As this and other East-West subjects floundered in the shoals of taciturnity, Sturm gave up. It was then that he decided to ask a straightforward question:
What's in Spandau
? He considered the answer –
a citadel
– more than condescending and in a huff he fell silent too. “Take me there. Take me to the citadel” the back seat suddenly commanded. “Then you can stand down.” “No I can't,” argued Sturm. “I have to take you back to the hotel.” When the voice, resonating as if from the inside of an urn, answered that wasn't necessary, he could not suppress derision, “And how will you get back? It's getting dark. And look up. Those are rain clouds, Herr Konsul. A downpour isn't far off. You visit the citadel, I'll wait.” “I'm not here to visit the citadel,” the voice informed the chauffeur. “I have other things to do. To the citadel, Sturm. Then let me out.”

After the citadel stop, the Opel lurched back into the traffic with tires squealing. Pedestrians looked up. Had the driver seen a ghost, or was he in the grip of a catatonic fit?

Hanbury, in contrast, was serene as he left the car. Gripping him was nostalgia. The citadel, the river, the locks, the foot paths, Sabine's sunny voice instructing him in Spandau history. He recalled how, when it came to the history of her own time, her voice hardened. She described the day the Wall went up around the western edge of Spandau not far from where she lived. Through barbed wire they watched the torment of neighbours on the other side. Then came concrete blocks and the view – and sense of neighbour – disappeared. The sinister permanence of the Wall made everyone feel violated. The communists, Sabine said bitterly to Tony, had sealed her in. “Maybe not sealed in,” he replied, pointing at a bright side. “Maybe the other side got sealed out.” Sabine didn't argue. “Sealed in. Sealed out,” she said with resignation. “Sealed off.” Hanbury wasn't much affected by such local history. He enjoyed Sabine doing the talking as they walked along the river. In their cocoon he liked the feel of their arms around each other and of their hips moving as one. And now, walking through unchanged streets to where she then lived, still hearing their past merriment, he was thinking of phrasing an apology.

At a gate with a familiar, small bronze sign,
Albert Müller – Rechtsanwalt und Notar
, he pressed a bell. At first, no answer. He pressed again, longer. A speaker built into the gatepost crackled. “
Schon gut. Schon gut
. Alright, alright. No need to bring the house down. Who is it?” Hanbury leaned forward to the gate. “
Albert? Tony Hanbury hier
.” There was a silence, then Müller came back on. “
Mensch! Tony! Alter Knallkopp. Was machst du hier
?” Hanbury didn't recall being called a knucklehead in the early days, but he recognized Müller's tone as a warm hello. The old man hadn't changed. An electronic release buzzed. Hanbury went forwards. The front door opened. A ramrod figure lit up
from behind hovered in silhouette. They viewed each other in the darkness. When Müller said, “You expect me to serve drinks in the cold? Come in. Come in.” Hanbury knew that at least the second of his olive branches had been delivered.

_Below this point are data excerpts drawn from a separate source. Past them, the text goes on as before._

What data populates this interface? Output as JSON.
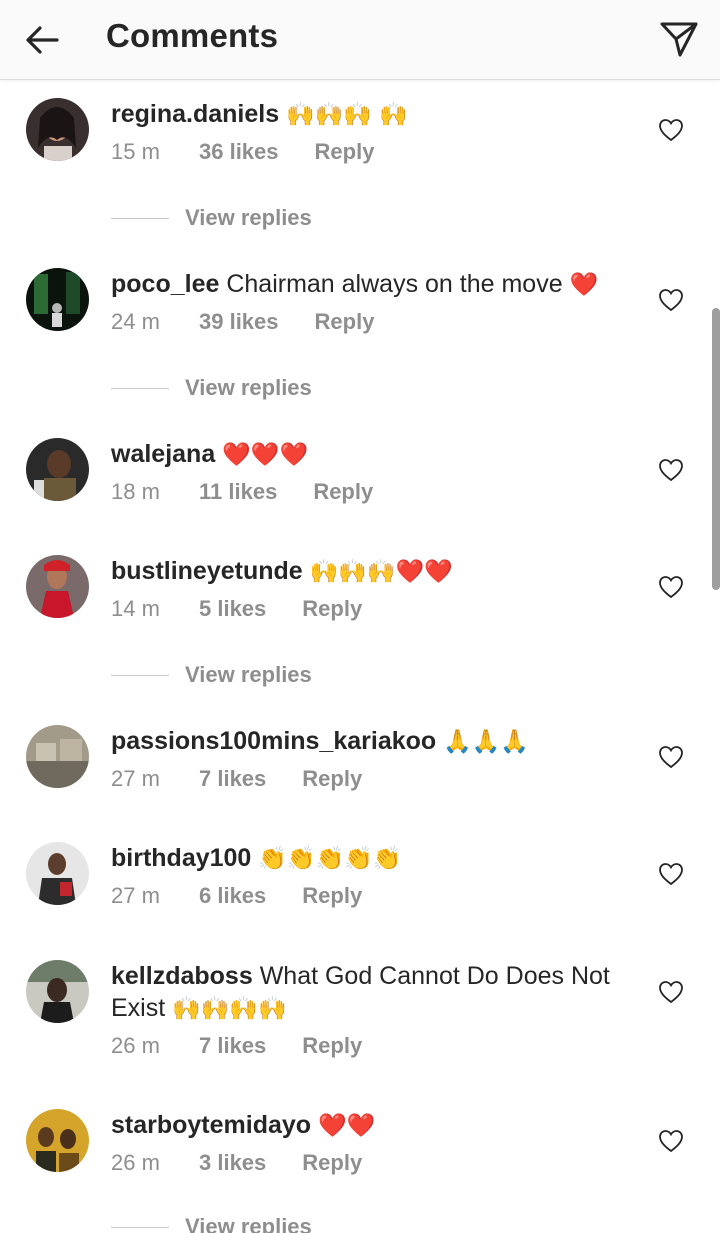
{
  "header": {
    "title": "Comments",
    "back_icon": "arrow-left-icon",
    "send_icon": "send-paper-plane-icon"
  },
  "comments": [
    {
      "username": "regina.daniels",
      "text": "",
      "emoji": "🙌🙌🙌 🙌",
      "time": "15 m",
      "likes": "36 likes",
      "reply": "Reply",
      "view_replies": "View replies"
    },
    {
      "username": "poco_lee",
      "text": "Chairman always on the move",
      "emoji": "❤️",
      "time": "24 m",
      "likes": "39 likes",
      "reply": "Reply",
      "view_replies": "View replies"
    },
    {
      "username": "walejana",
      "text": "",
      "emoji": "❤️❤️❤️",
      "time": "18 m",
      "likes": "11 likes",
      "reply": "Reply",
      "view_replies": ""
    },
    {
      "username": "bustlineyetunde",
      "text": "",
      "emoji": "🙌🙌🙌❤️❤️",
      "time": "14 m",
      "likes": "5 likes",
      "reply": "Reply",
      "view_replies": "View replies"
    },
    {
      "username": "passions100mins_kariakoo",
      "text": "",
      "emoji": "🙏🙏🙏",
      "time": "27 m",
      "likes": "7 likes",
      "reply": "Reply",
      "view_replies": ""
    },
    {
      "username": "birthday100",
      "text": "",
      "emoji": "👏👏👏👏👏",
      "time": "27 m",
      "likes": "6 likes",
      "reply": "Reply",
      "view_replies": ""
    },
    {
      "username": "kellzdaboss",
      "text": "What God Cannot Do Does Not Exist",
      "emoji": "🙌🙌🙌🙌",
      "time": "26 m",
      "likes": "7 likes",
      "reply": "Reply",
      "view_replies": ""
    },
    {
      "username": "starboytemidayo",
      "text": "",
      "emoji": "❤️❤️",
      "time": "26 m",
      "likes": "3 likes",
      "reply": "Reply",
      "view_replies": "View replies"
    }
  ],
  "colors": {
    "text": "#262626",
    "muted": "#8e8e8e",
    "heart_emoji": "#ed1c24",
    "divider": "#dbdbdb"
  }
}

The furniture stood in the same places; the house still smelled of air that should be changed. Müller was timeless too, except his voice had a little more sand in it, an old man's net of tiny veins had crept to the surface of his cheeks, and the eyes stood deeper, though they were undimmed and vigorous, as full as ever with impertinence. Müller was as Hanbury remembered him. Unable to suppress his feelings, he took Müller by the shoulders, as if their roles had been reversed, as if the old man was the prodigal son unexpectedly returned.

“So,” Müller said, looking him over, “there you are. Resurrected from the dead. Did the devil send you with advice for me on what the after-life is like? You almost came too late. A lot of people think I'm at the end.” But the old man's shoulders felt solid, far from ready to give up. Other elderly people Hanbury had known, not as old as Müller, but weaker, were long gone – a mother, a father, a neighbour called Keystone, a colleague or two. “You're looking fit,” he said.

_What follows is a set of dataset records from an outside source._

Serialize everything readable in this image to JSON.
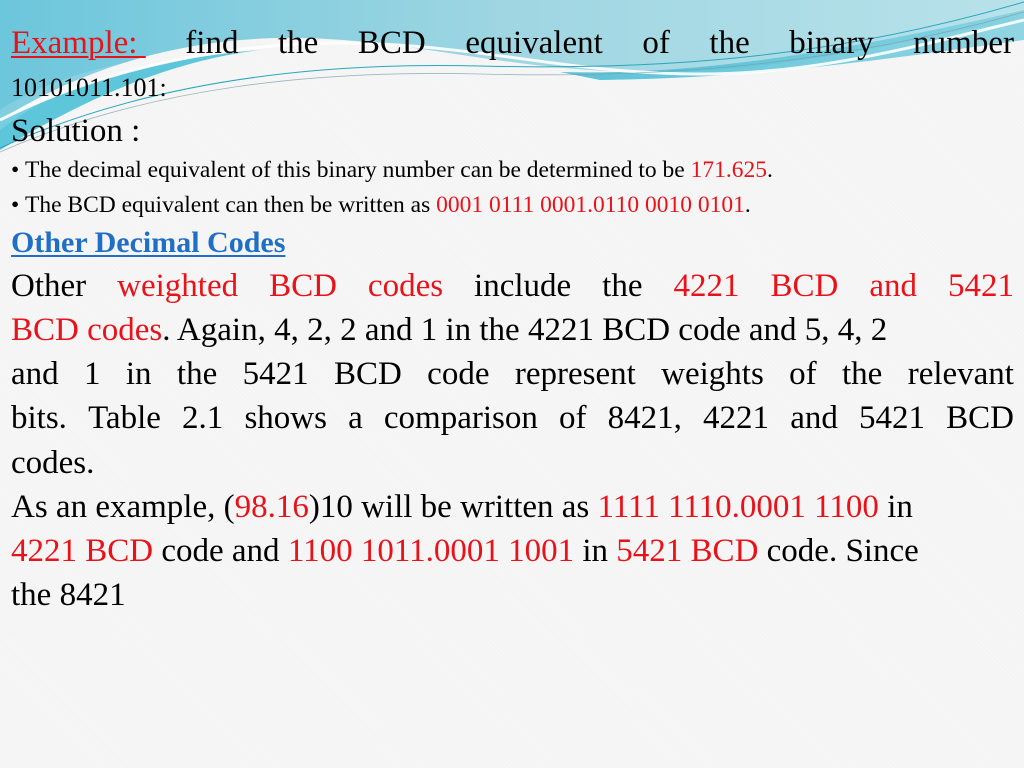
{
  "slide": {
    "example": {
      "label": "Example: ",
      "words": [
        "find",
        "the",
        "BCD",
        "equivalent",
        "of",
        "the",
        "binary",
        "number"
      ],
      "binary_number": "10101011.101:"
    },
    "solution_label": "Solution :",
    "bullets": [
      {
        "marker": "•",
        "text": "The decimal equivalent of this binary number can be determined to be ",
        "highlight": "171.625",
        "suffix": "."
      },
      {
        "marker": "•",
        "text": "The BCD equivalent can then be written as ",
        "highlight": "0001 0111 0001.0110 0010 0101",
        "suffix": "."
      }
    ],
    "section_heading": "Other Decimal Codes",
    "paragraph": {
      "line1": {
        "w1": "Other",
        "w2": "weighted",
        "w3": "BCD",
        "w4": "codes",
        "w5": "include",
        "w6": "the",
        "w7": "4221",
        "w8": "BCD",
        "w9": "and",
        "w10": "5421"
      },
      "line2": {
        "red": "BCD codes",
        "rest": ". Again, 4, 2, 2 and 1 in the 4221 BCD code and 5, 4, 2"
      },
      "line3": [
        "and",
        "1",
        "in",
        "the",
        "5421",
        "BCD",
        "code",
        "represent",
        "weights",
        "of",
        "the",
        "relevant"
      ],
      "line4": [
        "bits.",
        "Table",
        "2.1",
        "shows",
        "a",
        "comparison",
        "of",
        "8421,",
        "4221",
        "and",
        "5421",
        "BCD"
      ],
      "line5": "codes.",
      "line6": {
        "a": "As an example, (",
        "b": "98.16",
        "c": ")10 will be written as ",
        "d": "1111 1110.0001 1100",
        "e": " in"
      },
      "line7": {
        "a": "4221 BCD",
        "b": " code and ",
        "c": "1100 1011.0001 1001",
        "d": " in ",
        "e": "5421 BCD",
        "f": " code. Since"
      },
      "line8": "the 8421"
    }
  },
  "colors": {
    "accent_red": "#e8131a",
    "heading_blue": "#1f6fc5",
    "swoosh_teal": "#5cc4d8",
    "swoosh_light": "#a8dde6"
  }
}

“Exercise and alcohol. Plenty of both. That's the secret.” Müller led Hanbury into his study where a lit desk lamp showed he'd been working. “What are you doing here?” He asked, motioning to a sofa. “You should have written.”

“I was worried if I wrote you wouldn't open the door,” Hanbury said. Nothing had changed in the study either. He'd spent hours here listening to Müller.

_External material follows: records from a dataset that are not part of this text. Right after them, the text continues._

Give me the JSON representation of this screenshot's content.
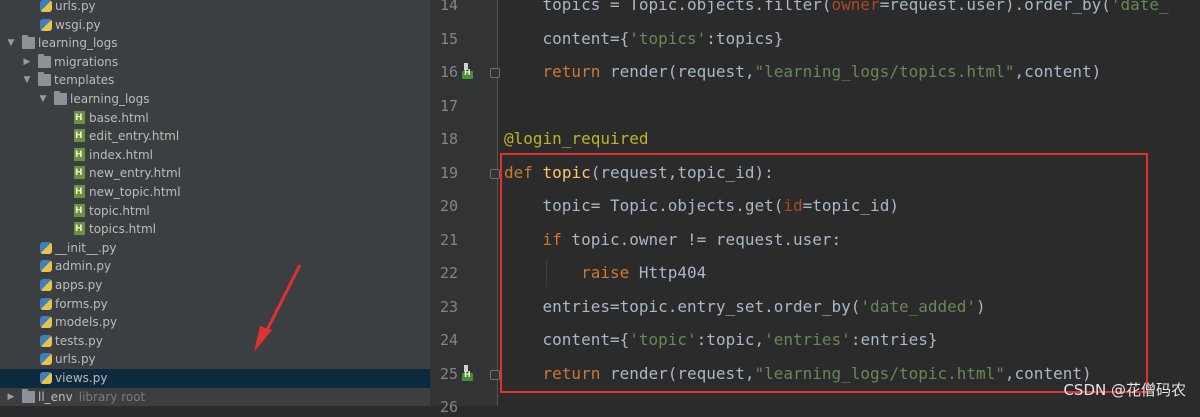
{
  "project_tree": {
    "items": [
      {
        "label": "urls.py",
        "type": "py",
        "level": 2
      },
      {
        "label": "wsgi.py",
        "type": "py",
        "level": 2
      },
      {
        "label": "learning_logs",
        "type": "folder",
        "level": 0,
        "expanded": true
      },
      {
        "label": "migrations",
        "type": "folder",
        "level": 1,
        "expanded": false
      },
      {
        "label": "templates",
        "type": "folder",
        "level": 1,
        "expanded": true
      },
      {
        "label": "learning_logs",
        "type": "folder",
        "level": 2,
        "expanded": true
      },
      {
        "label": "base.html",
        "type": "html",
        "level": 3
      },
      {
        "label": "edit_entry.html",
        "type": "html",
        "level": 3
      },
      {
        "label": "index.html",
        "type": "html",
        "level": 3
      },
      {
        "label": "new_entry.html",
        "type": "html",
        "level": 3
      },
      {
        "label": "new_topic.html",
        "type": "html",
        "level": 3
      },
      {
        "label": "topic.html",
        "type": "html",
        "level": 3
      },
      {
        "label": "topics.html",
        "type": "html",
        "level": 3
      },
      {
        "label": "__init__.py",
        "type": "py",
        "level": 2
      },
      {
        "label": "admin.py",
        "type": "py",
        "level": 2
      },
      {
        "label": "apps.py",
        "type": "py",
        "level": 2
      },
      {
        "label": "forms.py",
        "type": "py",
        "level": 2
      },
      {
        "label": "models.py",
        "type": "py",
        "level": 2
      },
      {
        "label": "tests.py",
        "type": "py",
        "level": 2
      },
      {
        "label": "urls.py",
        "type": "py",
        "level": 2
      },
      {
        "label": "views.py",
        "type": "py",
        "level": 2,
        "selected": true
      },
      {
        "label": "ll_env",
        "type": "folder",
        "level": 0,
        "expanded": false,
        "suffix": "library root"
      }
    ]
  },
  "editor": {
    "line_numbers": [
      "14",
      "15",
      "16",
      "17",
      "18",
      "19",
      "20",
      "21",
      "22",
      "23",
      "24",
      "25",
      "26"
    ],
    "lines": [
      "    topics = Topic.objects.filter(owner=request.user).order_by('date_",
      "    content={'topics':topics}",
      "    return render(request,\"learning_logs/topics.html\",content)",
      "",
      "@login_required",
      "def topic(request,topic_id):",
      "    topic= Topic.objects.get(id=topic_id)",
      "    if topic.owner != request.user:",
      "        raise Http404",
      "    entries=topic.entry_set.order_by('date_added')",
      "    content={'topic':topic,'entries':entries}",
      "    return render(request,\"learning_logs/topic.html\",content)",
      ""
    ]
  },
  "watermark": "CSDN @花僧码农",
  "colors": {
    "highlight_box": "#e03131",
    "selection": "#0d293e",
    "editor_bg": "#2b2b2b",
    "sidebar_bg": "#3c3f41"
  }
}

The old man opened a cabinet and took out a bottle. “If you had, I likely would have arranged to be away. When you stopped sending me birthday wishes, I wrote you off. You're still written off, but that could change. You haven't answered me. What are you doing in Berlin?” He poured two brandies. “
Prost
.” When Hanbury described he'd been
assigned to Berlin, Müller raised his glass in genuine surprise. “
Konsul? Ich gratuliere
.” But the voice was already acquiring a familiar undertone and an eyebrow began rippling with irreverence. Hanbury recognized the signs. He experienced them first when he scarcely knew Sabine's father, when he had brought her home after a party and she had invited him in, first into the quiet house and, half an hour later, from the carpet on the study floor into her accommodating bed. In the middle of the night he went to use the bathroom. Tiptoeing back to the comfort of Sabine's warmth, Müller came out of his bedroom. The two collided. Both were naked. “It's you,” the father said, scarcely taken aback. “Staying nights now too? Lovely pyjamas. See-throughs, I see. Present from a girlfriend?” He disappeared into the bathroom. Sabine giggled when her devastated lover described what happened. “He likes you,” she said. Tony was worried that Sabine's stepmother, a shadowy figure that stalked the family from a distance, would learn he was spending a good part of the night a mere two walls over, but Sabine assured him her father wouldn't tell. The stepmother found out all the same. Some days later she read telltale signs on sheets going in for washing. A violent scene followed, the stepmother shrieking, the stepdaughter shouting. Sabine moved out, into Tony's Savignyplatz apartment.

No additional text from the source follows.